Innovative Trials will use its expertise to interact with local communities and healthcare professionals to identify and engage with appropriate patients. The company will create bespoke and culturally appropriate materials designed to educate prospective clinical trial participants to ensure they are fully informed, and work with the clinical research delivery teams to make sure they are able to keep patients engaged for the duration of their trial.
As well as benefiting from clinical research much faster, they will be able to access these treatments in local Christie cancer centres rather than travelling to The Christie’s main site in Manchester. By partnering with NHS Trusts and working as a network to increase access to clinical trials across the UK, The Christie is looking to transform healthcare approaches.
Professor Andrew Wardley, Consultant Medical Oncologist at The Christie and project lead for this initiative, said: “We’re looking forward to working with Innovative Trials to give thousands of cancer patients the opportunity to access new therapies and new combinations of therapies to help them increase their chance of survival.
“It’s important that we’re able to offer our patients the best treatment and care, and a big part of this is access to clinical trials and the new treatments being developed. However, one of the challenges we face is making sure patients and their clinicians know what opportunities are available — fewer than 50 percent of cancer patients recall having clinical trials discussed with them following their diagnosis. We hope this initiative with Innovative Trials will help to reduce such variation between providers so that more patients can benefit from new treatments at the earliest opportunity.”
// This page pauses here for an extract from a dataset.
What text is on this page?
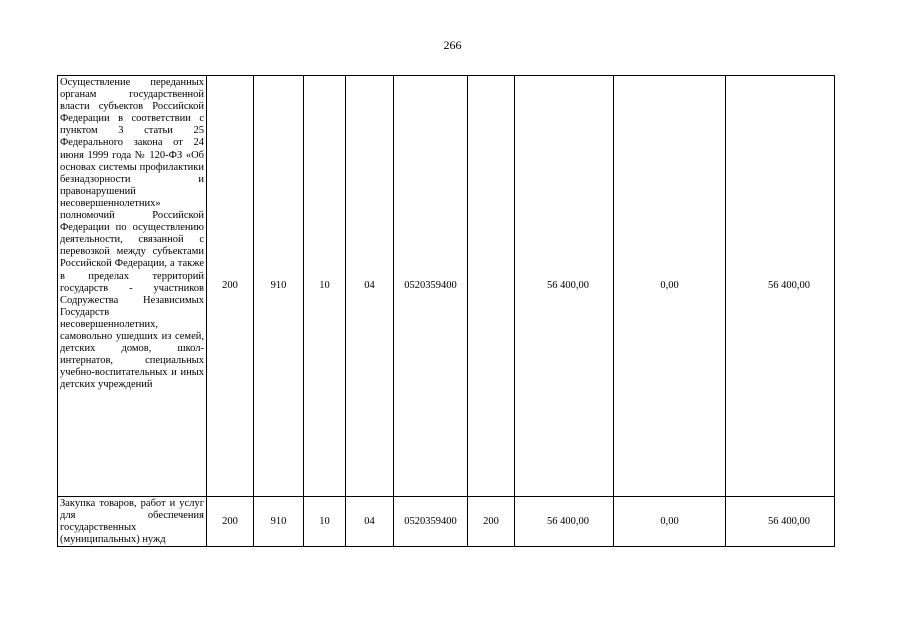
266
Осуществление переданных органам государственной власти субъектов Российской Федерации в соответствии с пунктом 3 статьи 25 Федерального закона от 24 июня 1999 года № 120-ФЗ «Об основах системы профилактики безнадзорности и правонарушений несовершеннолетних» полномочий Российской Федерации по осуществлению деятельности, связанной с перевозкой между субъектами Российской Федерации, а также в пределах территорий государств - участников Содружества Независимых Государств несовершеннолетних, самовольно ушедших из семей, детских домов, школ-интернатов, специальных учебно-воспитательных и иных детских учреждений	200	910	10	04	0520359400		56 400,00	0,00	56 400,00
Закупка товаров, работ и услуг для обеспечения государственных (муниципальных) нужд	200	910	10	04	0520359400	200	56 400,00	0,00	56 400,00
This initiative to increase opportunities for patients to participate in and benefit from clinical research forms part of Innovative Trials’ drive in its 10th anniversary year to raise public awareness of clinical research and make clinical trials more accessible to more people. It also supports NHS England’s Five Year Forward View of accelerating health innovation and new ways of delivering care.
The Christie’s overall outreach project to provide more localised care is in collaboration with the National Institute of Health Research (NIHR), Clinical Research Network (CRN) Greater Manchester.